Il osait à peine avancer. Sensation ridicule. Il n'avait jamais eu à fuir sa mère.

— En fait, c'est à toi que je devrais poser cette question...

— Comment ça ?

Sa lèvre tremblait. Travis avait beau chercher, il ne comprenait pas quel genre de signaux il avait pu envoyer. Le visage crispé de Loretta ne lui augurait rien de bon. Après une inspiration poussée, Loretta releva ses yeux verts, brillants d'une émotion à peine contenue.

— Je voulais lire... J'étais curieuse de lire ce que tu pouvais bien écrire. Je sais que tu as du talent.

La respiration de Travis se bloqua. Le sang affluait, charriant pourtant la sensation que plus rien ne circulait en lui.

Oh non... Pas ça....

— Alors j'ai tapé ton nom. Je suis tombée sur ta page. Celle où tu postes ton roman. Il y a l'air d'avoir pas mal de personnes qui lisent d'ailleurs...

— Maman...

— Donc j'ai lu. Et... et là je me suis rendu compte que je ne connaissais pas mon propre fils.

La main de Loretta tremblait sur la table, unique pilier auquel se raccrocher.

— Est-ce que tu écris cette histoire parce que tu... aimes les garçons ? osa-t-elle demander.

Incapable de regarder sa mère dans les yeux, Travis demeura bouche ouverte. Il était assez intelligent pour comprendre l'inutilité de nier.

— D'accord... fit Loretta.

Elle hocha imperceptiblement la tête et finit par se redresser.

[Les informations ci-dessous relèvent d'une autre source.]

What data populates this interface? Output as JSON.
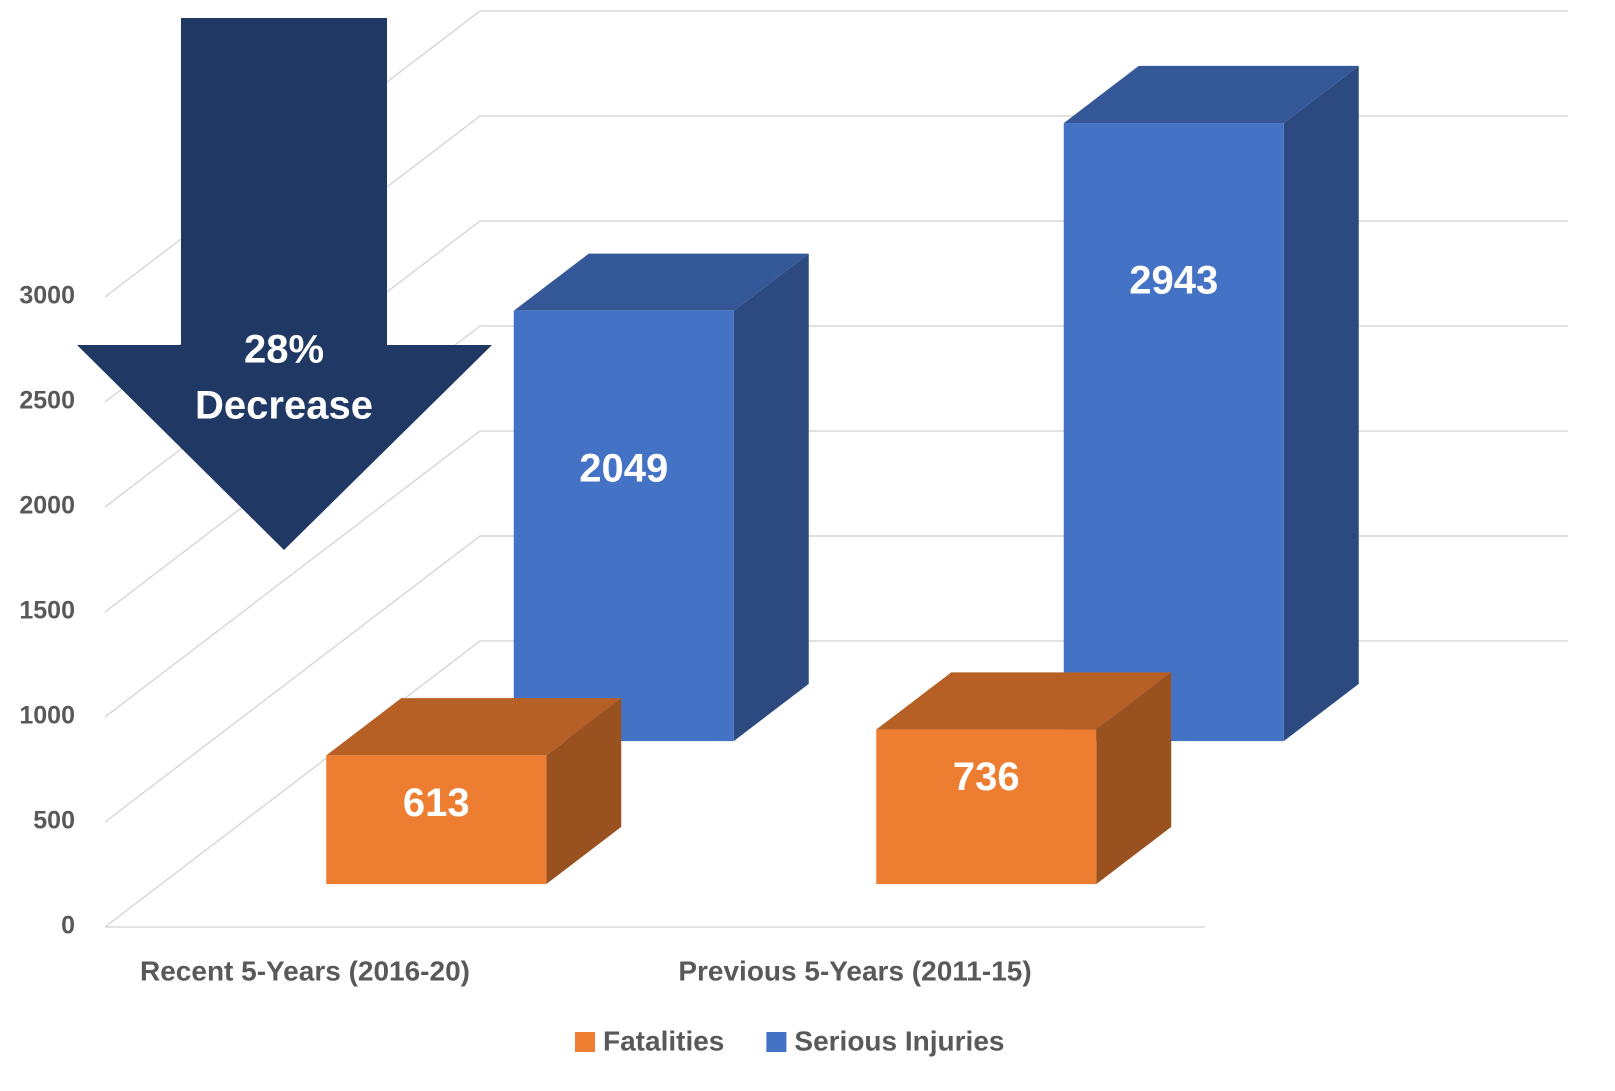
{
  "chart_data": {
    "type": "bar3d",
    "categories": [
      "Recent 5-Years (2016-20)",
      "Previous 5-Years (2011-15)"
    ],
    "series": [
      {
        "name": "Fatalities",
        "color": "#ed7d31",
        "values": [
          613,
          736
        ]
      },
      {
        "name": "Serious Injuries",
        "color": "#4472c4",
        "values": [
          2049,
          2943
        ]
      }
    ],
    "ylim": [
      0,
      3000
    ],
    "yticks": [
      0,
      500,
      1000,
      1500,
      2000,
      2500,
      3000
    ],
    "grid": true,
    "legend": "bottom",
    "annotation": [
      "28%",
      "Decrease"
    ],
    "annotation_color": "#203864"
  }
}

Sa main glissa le long la surface boisée.

— Alors... Qu'est-ce que j'ai raté dans ton éducation pour qu'on en arrive à ça ?

Travis déglutit. Sa bouche se referma, les paroles qu'elle contenait happées par un néant glacial. Son cœur se fissura, et pour la première fois de sa courte vie d'auteur, il comprit que l'image n'avait rien d'une métaphore. Il n'effectua pas un geste, certain de s'effondrer. Et même si les mots se bousculaient derrière ses lèvres muettes, ses larmes coulèrent sans qu'il ne puisse rien y faire.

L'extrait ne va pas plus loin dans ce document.